Au Playhouse Theatre de Londres
Musique & Lyrics: David Yazbek
Livret: Jeffrey Lane (d’après le film de Pedro Almodóvar)
Mise en scène: Bartlett Sher
Notre avis :
Femmes au bord de la crise de nerfs, le musical et son “dream cast” (Sherie Rene Scott, Patti LuPone, Brian Stokes Mitchell, Laura Benanti) firent un bref passage par Broadway fin 2010 en laissant derriére eux des opinions pour le moins mitigées et un enregistrement original à écouter sans modération. Autant dire qu’une reprise à Londres avec Tamsin Greig, une tête d’affiche plus habituée des planches que des portées musicales, était un pari osé. Mais le West Est ne pouvait résister plus longtemps à un livret plein d’intelligence et de bons mots, fidèle au film éponyme de Pedro Almodovar en 1988, sur une partition géniale de David Yazbeck (The Full Monthy, Dirty Rotten Scoundrels).

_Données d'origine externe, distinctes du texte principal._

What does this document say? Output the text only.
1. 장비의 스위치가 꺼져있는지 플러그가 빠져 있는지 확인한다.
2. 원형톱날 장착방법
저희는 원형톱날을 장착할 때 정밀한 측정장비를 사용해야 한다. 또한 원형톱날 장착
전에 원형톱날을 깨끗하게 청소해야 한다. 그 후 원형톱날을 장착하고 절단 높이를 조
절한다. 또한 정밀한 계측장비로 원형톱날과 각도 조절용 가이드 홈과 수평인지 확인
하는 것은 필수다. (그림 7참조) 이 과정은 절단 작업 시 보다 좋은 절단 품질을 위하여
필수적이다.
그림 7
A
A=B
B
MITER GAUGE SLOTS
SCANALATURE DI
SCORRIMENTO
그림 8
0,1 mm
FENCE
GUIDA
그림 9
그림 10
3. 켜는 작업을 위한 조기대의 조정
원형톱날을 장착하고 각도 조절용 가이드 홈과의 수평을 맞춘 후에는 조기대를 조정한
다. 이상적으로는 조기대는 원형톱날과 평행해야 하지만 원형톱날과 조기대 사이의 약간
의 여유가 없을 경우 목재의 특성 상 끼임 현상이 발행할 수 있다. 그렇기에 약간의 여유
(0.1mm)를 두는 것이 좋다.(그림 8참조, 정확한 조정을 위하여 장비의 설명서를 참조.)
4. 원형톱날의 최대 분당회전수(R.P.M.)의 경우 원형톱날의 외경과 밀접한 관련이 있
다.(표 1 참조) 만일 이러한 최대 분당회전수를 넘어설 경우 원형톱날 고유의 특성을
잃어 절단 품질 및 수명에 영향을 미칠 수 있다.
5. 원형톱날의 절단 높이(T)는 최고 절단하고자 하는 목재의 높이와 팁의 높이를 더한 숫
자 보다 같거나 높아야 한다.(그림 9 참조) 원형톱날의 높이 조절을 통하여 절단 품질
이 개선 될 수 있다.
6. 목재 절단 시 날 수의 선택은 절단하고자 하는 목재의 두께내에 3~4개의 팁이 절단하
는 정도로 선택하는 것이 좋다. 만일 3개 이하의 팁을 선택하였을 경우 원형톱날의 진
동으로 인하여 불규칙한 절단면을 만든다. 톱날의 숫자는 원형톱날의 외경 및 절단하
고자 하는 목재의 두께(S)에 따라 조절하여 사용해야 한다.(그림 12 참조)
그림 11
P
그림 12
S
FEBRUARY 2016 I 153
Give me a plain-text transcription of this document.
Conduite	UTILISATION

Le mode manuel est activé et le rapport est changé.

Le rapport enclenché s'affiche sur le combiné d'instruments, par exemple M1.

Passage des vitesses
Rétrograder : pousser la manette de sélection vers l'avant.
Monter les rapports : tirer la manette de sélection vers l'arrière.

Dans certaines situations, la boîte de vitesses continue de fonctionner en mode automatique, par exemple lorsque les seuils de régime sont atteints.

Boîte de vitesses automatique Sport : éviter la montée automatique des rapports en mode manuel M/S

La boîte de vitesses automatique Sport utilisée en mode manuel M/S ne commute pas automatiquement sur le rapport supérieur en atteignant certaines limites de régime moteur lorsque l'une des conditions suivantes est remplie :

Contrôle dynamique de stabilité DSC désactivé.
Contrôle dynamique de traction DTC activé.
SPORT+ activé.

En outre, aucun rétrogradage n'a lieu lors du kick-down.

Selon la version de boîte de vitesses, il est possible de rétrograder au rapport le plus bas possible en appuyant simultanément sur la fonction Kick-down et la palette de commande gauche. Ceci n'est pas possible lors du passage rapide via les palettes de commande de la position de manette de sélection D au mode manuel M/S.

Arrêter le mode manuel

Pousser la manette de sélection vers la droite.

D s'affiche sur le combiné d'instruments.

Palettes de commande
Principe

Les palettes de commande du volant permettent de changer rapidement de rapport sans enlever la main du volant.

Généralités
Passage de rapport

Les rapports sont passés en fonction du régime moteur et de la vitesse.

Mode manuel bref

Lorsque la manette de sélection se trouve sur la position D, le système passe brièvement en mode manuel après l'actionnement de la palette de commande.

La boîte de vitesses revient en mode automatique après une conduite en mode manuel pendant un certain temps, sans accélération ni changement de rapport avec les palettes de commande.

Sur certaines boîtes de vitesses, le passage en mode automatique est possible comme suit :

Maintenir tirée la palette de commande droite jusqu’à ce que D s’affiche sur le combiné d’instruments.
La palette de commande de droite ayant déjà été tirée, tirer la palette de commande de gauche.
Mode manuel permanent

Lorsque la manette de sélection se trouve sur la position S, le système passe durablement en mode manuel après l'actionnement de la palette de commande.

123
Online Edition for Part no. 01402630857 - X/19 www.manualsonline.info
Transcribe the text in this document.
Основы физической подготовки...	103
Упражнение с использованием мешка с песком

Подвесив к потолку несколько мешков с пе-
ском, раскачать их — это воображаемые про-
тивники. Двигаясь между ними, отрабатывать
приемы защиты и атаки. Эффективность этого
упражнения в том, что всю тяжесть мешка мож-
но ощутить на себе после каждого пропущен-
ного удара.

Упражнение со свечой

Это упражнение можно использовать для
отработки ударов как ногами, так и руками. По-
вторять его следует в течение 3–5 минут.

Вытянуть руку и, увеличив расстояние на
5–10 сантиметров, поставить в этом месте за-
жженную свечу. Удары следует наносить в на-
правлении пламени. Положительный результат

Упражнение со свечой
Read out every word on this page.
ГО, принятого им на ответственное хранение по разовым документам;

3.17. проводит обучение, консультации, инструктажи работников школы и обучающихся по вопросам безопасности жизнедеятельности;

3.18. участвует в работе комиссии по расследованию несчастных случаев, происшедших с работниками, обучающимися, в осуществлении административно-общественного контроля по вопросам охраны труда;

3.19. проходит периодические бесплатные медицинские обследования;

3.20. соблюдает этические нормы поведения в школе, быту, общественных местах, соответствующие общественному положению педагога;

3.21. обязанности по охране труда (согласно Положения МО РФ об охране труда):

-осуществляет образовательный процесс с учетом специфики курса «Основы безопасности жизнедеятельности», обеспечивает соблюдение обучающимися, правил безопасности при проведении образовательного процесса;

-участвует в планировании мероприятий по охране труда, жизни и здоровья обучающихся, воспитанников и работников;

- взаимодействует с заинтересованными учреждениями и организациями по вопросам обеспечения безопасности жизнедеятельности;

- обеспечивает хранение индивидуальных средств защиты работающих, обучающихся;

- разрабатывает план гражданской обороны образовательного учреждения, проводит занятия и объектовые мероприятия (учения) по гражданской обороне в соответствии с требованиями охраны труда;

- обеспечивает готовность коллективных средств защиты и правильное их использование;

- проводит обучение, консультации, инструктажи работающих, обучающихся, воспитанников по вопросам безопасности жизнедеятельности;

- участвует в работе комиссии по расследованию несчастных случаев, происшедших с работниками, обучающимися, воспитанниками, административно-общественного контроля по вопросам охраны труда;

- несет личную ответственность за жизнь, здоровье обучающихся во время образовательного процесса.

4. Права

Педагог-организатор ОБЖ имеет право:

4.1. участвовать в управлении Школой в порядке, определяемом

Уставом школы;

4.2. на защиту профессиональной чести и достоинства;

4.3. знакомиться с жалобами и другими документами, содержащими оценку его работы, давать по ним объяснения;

La production du Playhouse Theater est beaucoup plus sobre que celle, extravagante à tout niveau, y compris financier probablement, du Belasco Theatre de New York. Pendant tout le début du premier acte, il n’y a sur scène que des élements de décor sur roulettes qui vont et viennent entre des murs blancs, un grand escalier et un balcon où s’est logé un (petit) orchestre. Des projections d’aplats de couleurs pastels, signature visuelle du show, tentent de créer une dynamique mais le tout fait tout de même un peu “cheap”. De plus, tous les personnages sont présents sur scène et interagissent de façon abstraite, sans se voir, en se passant des objets ou en effectuant des sortes de chorégraphies corporelles. L’idée est probablement de créer un sentiment de confusion et de rythme endiablé, propre au film, mais c’est au final plus ridicule que bluffant. Deux éléments de mise en scène marquants à New York ont également disparu : le taxi en structure tubulaire et le vrai feu sur le lit — Pepa y jette sa cigarette par inadvertance. Ils sont remplacés respectivement par un volant recouvert de peau de vache et de simples fumigènes, c’est décevant. Peu avant l’entracte, l’appartement complet de Pepa apparaît comme un vrai beau décor de théâtre de boulevard, enfin !
Heureusement, le talent de la troupe comble largement les lacunes matérielles. Tamsin Greig est une Pepa plus vraie que nature sachant chanter, certes moins puissamment que Sherie Rene Scott, mais juste dans le ton et dans l’interprétation. Haydn Gwynne est encore plus impressionnante dans le rôle de Lucia, la femme abandonnée. Déjà nommée aux Olivier Awards pour Billy Elliot, ce n’est pas vraiment une surprise, mais sa longue chanson “Invisible”, où elle explique au tribunal ce qu’elle ressent après vingt ans d’abandon, est un pur bonheur. On retrouve aussi avec plaisir notre Jérôme Pradon national, quelques octaves au-dessus de Brian Stokes Mitchell, qui campe avec sa jovialité naturelle un mari trompeur pas vraiment les pieds sur terre, presque sympathique. Les autres rôles sont aussi de haut vol : Anna Skellern est une Candela délicieusement déjantée et Rocardo Afonso un chauffeur de taxi qui met le feu à la salle avec sa seule guitare. Enfin Haydn Oakley, qui ne ressemble pas à grand chose — son rôle de fils “castré” par ses parents n’aide pas -, explose littéralement lorsqu’il déclare son amour pour Candela en chanson.
Il est vraiment dommage qu’une telle troupe ne soit pas mise en valeur avec plus de moyens… ou de génie. Oui, il faut aller voir Femmes au bord de la crise de nerfs, le musical à Londres pour l’oeuvre et sa parfaite interprétation mais il faudra renoncer à “l’effet wow” que l’on est en droit d’attendre dans le West End.